It’s been a little while since I’ve published a review, but I have a good one for this week. It’s entitled Related by Chance, Family by Choice and was sent to me by Kregel in exchange for my honest review.
Related by Chance, Family by Choice deals specifically with the mother-in-law/daughter-in-law relationship. I must confess that I had low expectations at first. Author Deb DeArmond has a fantastic relationship with her three daughters-in-law. How could she possibly know what it’s like for those who do not live with that blessing?
It did not take me long to retract my negative expectations. Who better to offer advice than one who has seen what success looks like? Deb DeArmond and her daughters-in-law have worked hard for the relationship they have. They have also communicated heavily with other women to determine the difference between healthy, strong, moderate, or poor relationships. Related by Chance, Family by Choice is not a “look how good I am – you should be just like me” kind of book. It is, instead, a display of hunger from a godly woman and her daughters-in-love. They truly desire to help other women enjoy the relationship they share.
Much research has gone into Related by Chance, Family by Choice. The book is replete with stories and quotes from other women, and Deb DeArmond walks through each one with sound and scriptural advice. In my opinion, this is the greatest strength of the book. The author does not give fail-proof steps to a great relationship. Instead, she shows women how to work on their own hearts, regardless of the attitude or behavior of their woman-in-law. The concept of the book falls back on the old saying that revival must start with me.

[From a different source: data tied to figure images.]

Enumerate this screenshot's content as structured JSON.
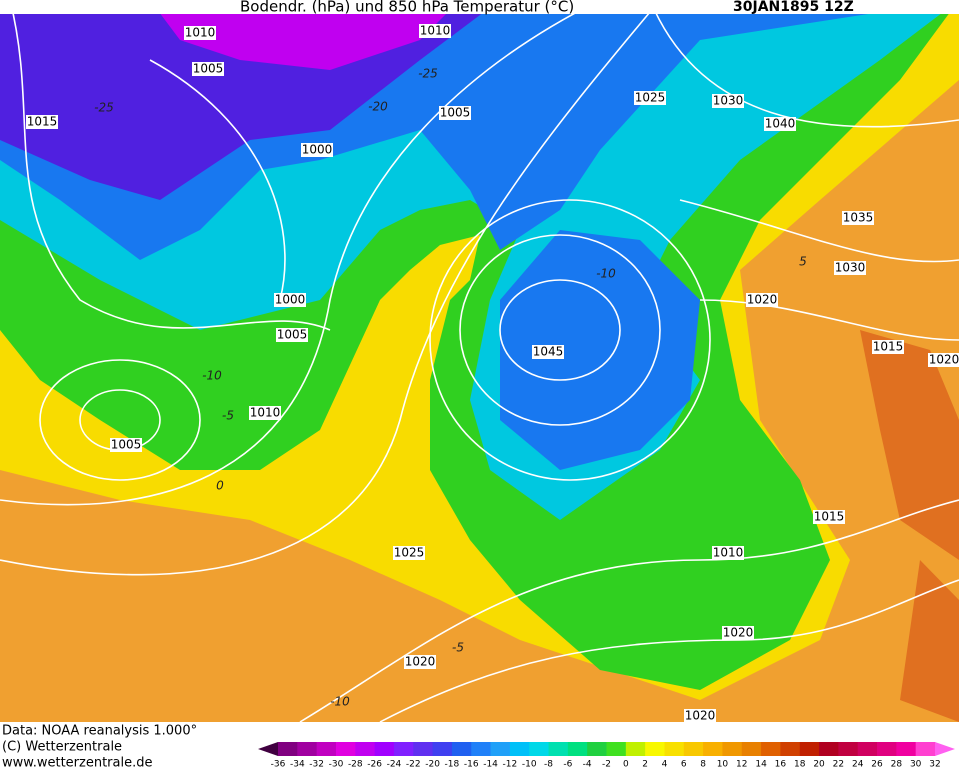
{
  "header": {
    "title": "Bodendr. (hPa)  und 850 hPa Temperatur (°C)",
    "date": "30JAN1895 12Z"
  },
  "isobar_labels": [
    1010,
    1010,
    1005,
    1015,
    1005,
    1000,
    1025,
    1030,
    1040,
    1035,
    1030,
    1020,
    1000,
    1005,
    1045,
    1015,
    1020,
    1010,
    1005,
    1015,
    1025,
    1010,
    1020,
    1020,
    1020
  ],
  "temperature_labels": [
    -25,
    -25,
    -20,
    -10,
    -5,
    0,
    -10,
    5,
    -5,
    -10
  ],
  "footer": {
    "source": "Data: NOAA reanalysis 1.000°",
    "copyright": "(C) Wetterzentrale",
    "url": "www.wetterzentrale.de"
  },
  "colorbar": {
    "ticks": [
      -36,
      -34,
      -32,
      -30,
      -28,
      -26,
      -24,
      -22,
      -20,
      -18,
      -16,
      -14,
      -12,
      -10,
      -8,
      -6,
      -4,
      -2,
      0,
      2,
      4,
      6,
      8,
      10,
      12,
      14,
      16,
      18,
      20,
      22,
      24,
      26,
      28,
      30,
      32
    ],
    "colors": [
      "#400040",
      "#800080",
      "#a000a0",
      "#c000c0",
      "#e000e0",
      "#c000f0",
      "#a000ff",
      "#8020ff",
      "#6030f0",
      "#4040f0",
      "#2060f0",
      "#2080f8",
      "#20a0f8",
      "#00c0f8",
      "#00d8e8",
      "#00e0b0",
      "#00e080",
      "#20d040",
      "#40e020",
      "#c0f000",
      "#f8f800",
      "#f8e000",
      "#f8c800",
      "#f8b000",
      "#f09800",
      "#e88000",
      "#e06000",
      "#d04000",
      "#c02000",
      "#b00020",
      "#c00040",
      "#d00060",
      "#e00080",
      "#f000a0",
      "#ff40d0",
      "#ff60f0"
    ]
  }
}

My only reservation about Related by Chance, Family by Choice comes in chapter six, the chapter on trust. The author covers many aspects of broken trust, but it is still a very limited and narrow approach. The chapter and assessment questions at the end all seem to indicate that if we do not immediately trust people, then we are untrusting, and that is a problem. I disagree. If I were to hand this book to a younger believer, I would definitely want to discuss with her the concept of trust, expanding the scope of this chapter.
Bottom line: I definitely would recommend Related by Chance, Family by Choice. According to the book assessments, I have a strong relationship with my mother-in-law. But there are many things I can do to strengthen the health of our relationship. And one day, I will possibly be a mother-in-law to a young woman and two young men, if God has mates chosen for my three precious children. I pray that I can learn much between now and then about being the mother-in-law God desires me to be.